Oh I just tried this today!! I got my dryer about 2 weeks ago and it’s way better than I thought. I bathed him last week and today the rains started..
I have it set up in the garage so after our sandy rainy walk today I did about 5 minutes of blow drying the legs especially and it really helped! He even seemed to be more relaxed than usual (he doesn’t love the dryer.)
I think the dryer will change my life this fall/winter


----------



## 2BoyzNow (Apr 27, 2020)

Moni said:


> 466280[/ATTACH]114754"]
> Poodle Kid is going on his first vacation with us to Cape Cod. The place is a dream for dogs and we have taken our past dogs there before. I am pretty new to grooming and have never had to keep him clean with wet sand around. I like to keep him very clean - since he sleeps in bed with me. Any advice regarding wet sand and grooming? Do I have to schlepp the entire grooming arsenal with me? Will he need a bath every day - or just combing the sand out works? I keep his hair fairly short on his body - but very long on his legs and he still has puppy hair - although a beautiful texture that rarely mats.


I’m quite late to this discussion. By like 2 years! Lol. 
I have a 6 year old minipoo with very thick hair. I just added a minipoo/bichon puppy to the pack. His hair is much thinner & wavy. I converted an unused 16’ x 20’ garden box into a mega sandbox for them. They love love love it and roar in & out of it during their high speed chases. And there’s the digging of course. And...there’s the sand in the hair too. 

With the pup I can easily brush him off but my minipoo is more of a concern. I thought I’d been getting his coat cleared too but I was petting/scratching him the other evening on the couch & noticed his skin was really rough. As I gently scratched at it I realized it was sand that had dried on his skin. I was able to gently coax it off but there was plenty more. Even a few places with a cluster of sand grains that were stuck on pretty hard. Basically most of his back had this residual sand in his skin.

I’ve been rubbing him off much more vigorously and using his metal comb to gently loosen it. And I still “pick” at it if I find a few rough spots when we’re relaxing on the couch. I’m not familiar with using a high velocity dryer but I’m wondering if this would work better & faster. They play in the sand every day so I would be doing it frequently. His groomer would be happy to show me how to safely use the dryer.

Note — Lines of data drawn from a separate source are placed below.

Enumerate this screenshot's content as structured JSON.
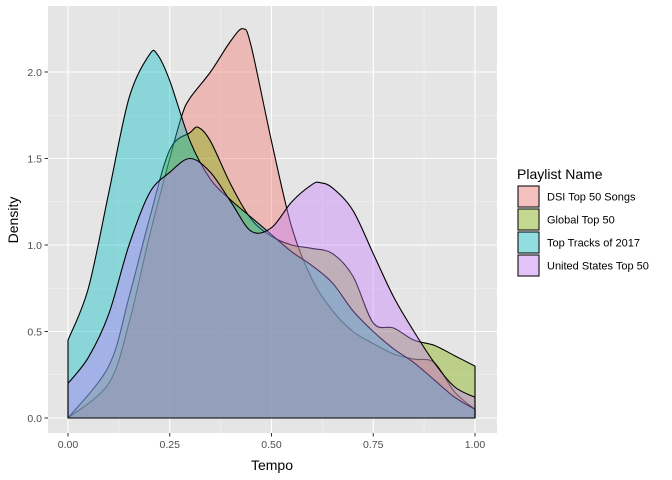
{
  "chart_data": {
    "type": "area",
    "xlabel": "Tempo",
    "ylabel": "Density",
    "xlim": [
      0,
      1
    ],
    "ylim": [
      -0.07,
      2.33
    ],
    "x_ticks": [
      "0.00",
      "0.25",
      "0.50",
      "0.75",
      "1.00"
    ],
    "x_tick_values": [
      0,
      0.25,
      0.5,
      0.75,
      1.0
    ],
    "y_ticks": [
      "0.0",
      "0.5",
      "1.0",
      "1.5",
      "2.0"
    ],
    "y_tick_values": [
      0,
      0.5,
      1.0,
      1.5,
      2.0
    ],
    "grid": true,
    "background": "#e5e5e5",
    "legend": {
      "title": "Playlist Name",
      "placement": "right"
    },
    "series": [
      {
        "name": "DSI Top 50 Songs",
        "color": "#f8766d",
        "x": [
          0.0,
          0.1,
          0.15,
          0.2,
          0.25,
          0.28,
          0.3,
          0.35,
          0.4,
          0.43,
          0.45,
          0.5,
          0.55,
          0.6,
          0.65,
          0.7,
          0.75,
          0.8,
          0.85,
          0.9,
          0.95,
          1.0
        ],
        "y": [
          0.0,
          0.2,
          0.55,
          1.05,
          1.5,
          1.75,
          1.85,
          2.0,
          2.18,
          2.25,
          2.15,
          1.6,
          1.1,
          0.8,
          0.62,
          0.5,
          0.43,
          0.37,
          0.34,
          0.32,
          0.15,
          0.05
        ]
      },
      {
        "name": "Global Top 50",
        "color": "#7cae00",
        "x": [
          0.0,
          0.1,
          0.15,
          0.2,
          0.25,
          0.3,
          0.32,
          0.35,
          0.4,
          0.45,
          0.5,
          0.55,
          0.6,
          0.65,
          0.7,
          0.75,
          0.8,
          0.85,
          0.9,
          0.95,
          1.0
        ],
        "y": [
          0.0,
          0.3,
          0.7,
          1.15,
          1.55,
          1.65,
          1.68,
          1.6,
          1.35,
          1.15,
          1.05,
          1.0,
          0.98,
          0.95,
          0.82,
          0.55,
          0.52,
          0.45,
          0.42,
          0.36,
          0.3
        ]
      },
      {
        "name": "Top Tracks of 2017",
        "color": "#00bfc4",
        "x": [
          0.0,
          0.05,
          0.1,
          0.15,
          0.2,
          0.22,
          0.25,
          0.3,
          0.35,
          0.4,
          0.45,
          0.5,
          0.55,
          0.6,
          0.65,
          0.7,
          0.75,
          0.8,
          0.85,
          0.9,
          0.95,
          1.0
        ],
        "y": [
          0.45,
          0.75,
          1.3,
          1.85,
          2.1,
          2.1,
          1.95,
          1.6,
          1.38,
          1.26,
          1.16,
          1.06,
          0.96,
          0.88,
          0.78,
          0.62,
          0.5,
          0.4,
          0.32,
          0.22,
          0.12,
          0.05
        ]
      },
      {
        "name": "United States Top 50",
        "color": "#c77cff",
        "x": [
          0.0,
          0.05,
          0.1,
          0.15,
          0.2,
          0.25,
          0.3,
          0.35,
          0.4,
          0.45,
          0.5,
          0.55,
          0.6,
          0.62,
          0.65,
          0.7,
          0.75,
          0.8,
          0.85,
          0.9,
          0.95,
          1.0
        ],
        "y": [
          0.2,
          0.35,
          0.6,
          1.0,
          1.3,
          1.42,
          1.5,
          1.42,
          1.25,
          1.08,
          1.1,
          1.25,
          1.35,
          1.36,
          1.33,
          1.2,
          0.95,
          0.7,
          0.5,
          0.32,
          0.18,
          0.12
        ]
      }
    ]
  }
}
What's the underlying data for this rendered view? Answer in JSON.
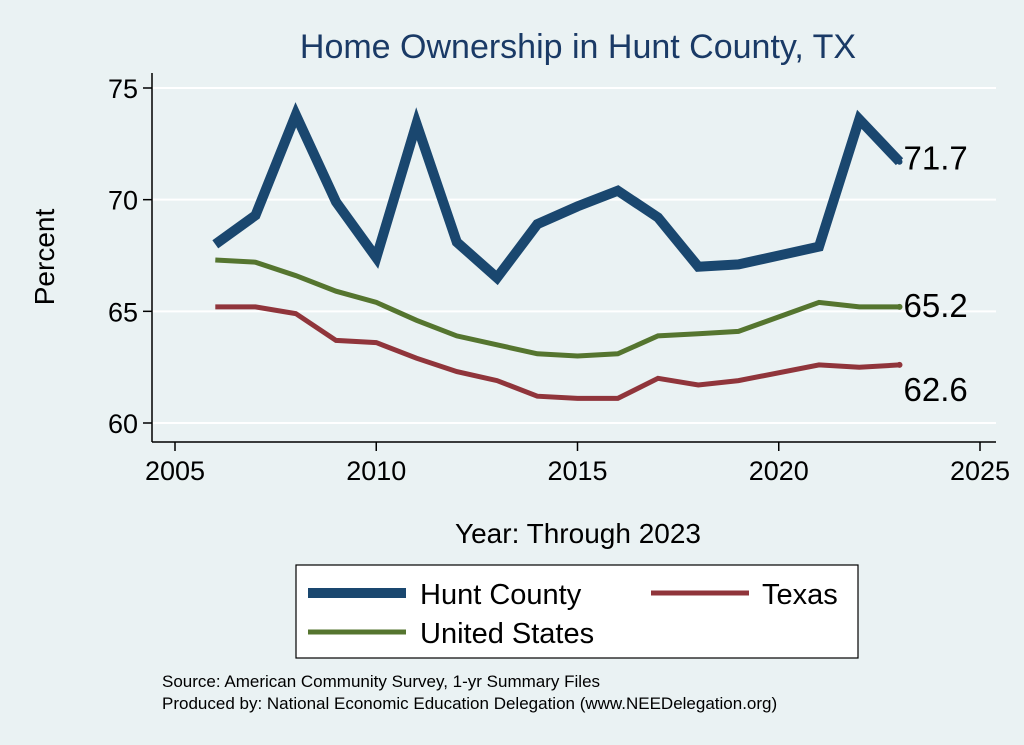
{
  "chart_data": {
    "type": "line",
    "title": "Home Ownership in Hunt County, TX",
    "xlabel": "Year: Through 2023",
    "ylabel": "Percent",
    "xlim": [
      2005,
      2025
    ],
    "ylim": [
      60,
      75
    ],
    "xticks": [
      2005,
      2010,
      2015,
      2020,
      2025
    ],
    "yticks": [
      60,
      65,
      70,
      75
    ],
    "grid": true,
    "legend_position": "bottom",
    "series": [
      {
        "name": "Hunt County",
        "color": "#1a476f",
        "x": [
          2006,
          2007,
          2008,
          2009,
          2010,
          2011,
          2012,
          2013,
          2014,
          2015,
          2016,
          2017,
          2018,
          2019,
          2021,
          2022,
          2023
        ],
        "values": [
          68.0,
          69.3,
          73.8,
          69.9,
          67.4,
          73.4,
          68.1,
          66.5,
          68.9,
          69.7,
          70.4,
          69.2,
          67.0,
          67.1,
          67.9,
          73.6,
          71.7
        ],
        "end_label": "71.7"
      },
      {
        "name": "Texas",
        "color": "#90353b",
        "x": [
          2006,
          2007,
          2008,
          2009,
          2010,
          2011,
          2012,
          2013,
          2014,
          2015,
          2016,
          2017,
          2018,
          2019,
          2021,
          2022,
          2023
        ],
        "values": [
          65.2,
          65.2,
          64.9,
          63.7,
          63.6,
          62.9,
          62.3,
          61.9,
          61.2,
          61.1,
          61.1,
          62.0,
          61.7,
          61.9,
          62.6,
          62.5,
          62.6
        ],
        "end_label": "62.6"
      },
      {
        "name": "United States",
        "color": "#55752f",
        "x": [
          2006,
          2007,
          2008,
          2009,
          2010,
          2011,
          2012,
          2013,
          2014,
          2015,
          2016,
          2017,
          2018,
          2019,
          2021,
          2022,
          2023
        ],
        "values": [
          67.3,
          67.2,
          66.6,
          65.9,
          65.4,
          64.6,
          63.9,
          63.5,
          63.1,
          63.0,
          63.1,
          63.9,
          64.0,
          64.1,
          65.4,
          65.2,
          65.2
        ],
        "end_label": "65.2"
      }
    ],
    "notes": [
      "Source: American Community Survey, 1-yr Summary Files",
      "Produced by: National Economic Education Delegation (www.NEEDelegation.org)"
    ]
  }
}
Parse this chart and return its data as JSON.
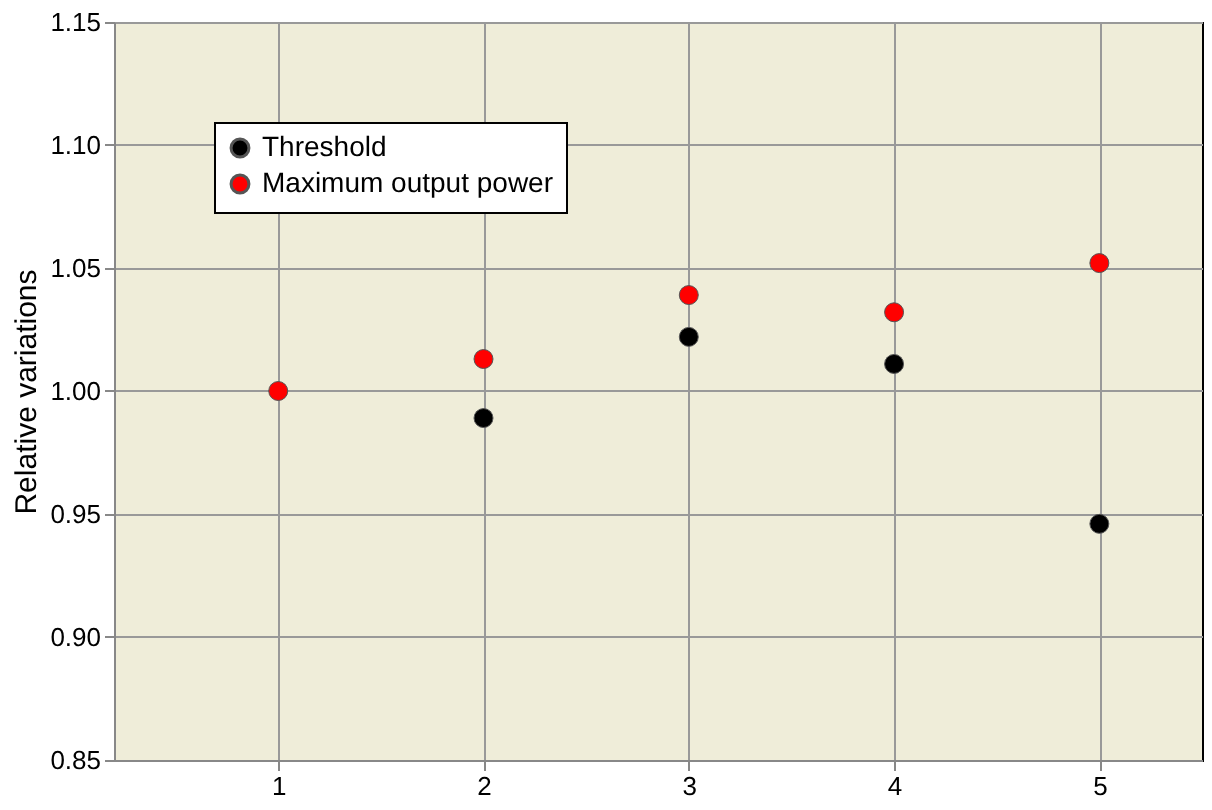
{
  "chart_data": {
    "type": "scatter",
    "ylabel": "Relative variations",
    "x": [
      1,
      2,
      3,
      4,
      5
    ],
    "series": [
      {
        "name": "Threshold",
        "color": "#000000",
        "values": [
          null,
          0.989,
          1.022,
          1.011,
          0.946
        ]
      },
      {
        "name": "Maximum output power",
        "color": "#ff0000",
        "values": [
          1.0,
          1.013,
          1.039,
          1.032,
          1.052
        ]
      }
    ],
    "xlim": [
      0.2,
      5.5
    ],
    "xticks": [
      1,
      2,
      3,
      4,
      5
    ],
    "ylim": [
      0.85,
      1.15
    ],
    "yticks": [
      0.85,
      {
        "value": 0.9,
        "label": "0.90"
      },
      0.95,
      {
        "value": 1.0,
        "label": "1.00"
      },
      1.05,
      {
        "value": 1.1,
        "label": "1.10"
      },
      1.15
    ],
    "grid": true,
    "legend": "top left",
    "marker": "circle"
  }
}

Anyone have similar experience and/or suggestions? Thank you!!


----------



## kontiki (Apr 6, 2013)

I no longer take my Spoo to the beach and avoid all sand. I cannot get it out of his fur!


----------



## EVpoodle (Sep 25, 2018)

I would say high velocity dryer is the way personally, I have gotten it out of poodle fur before, and it can be tough when the sand is wet, it can yes also build up on their skin just wash them and high velocity dry them.


----------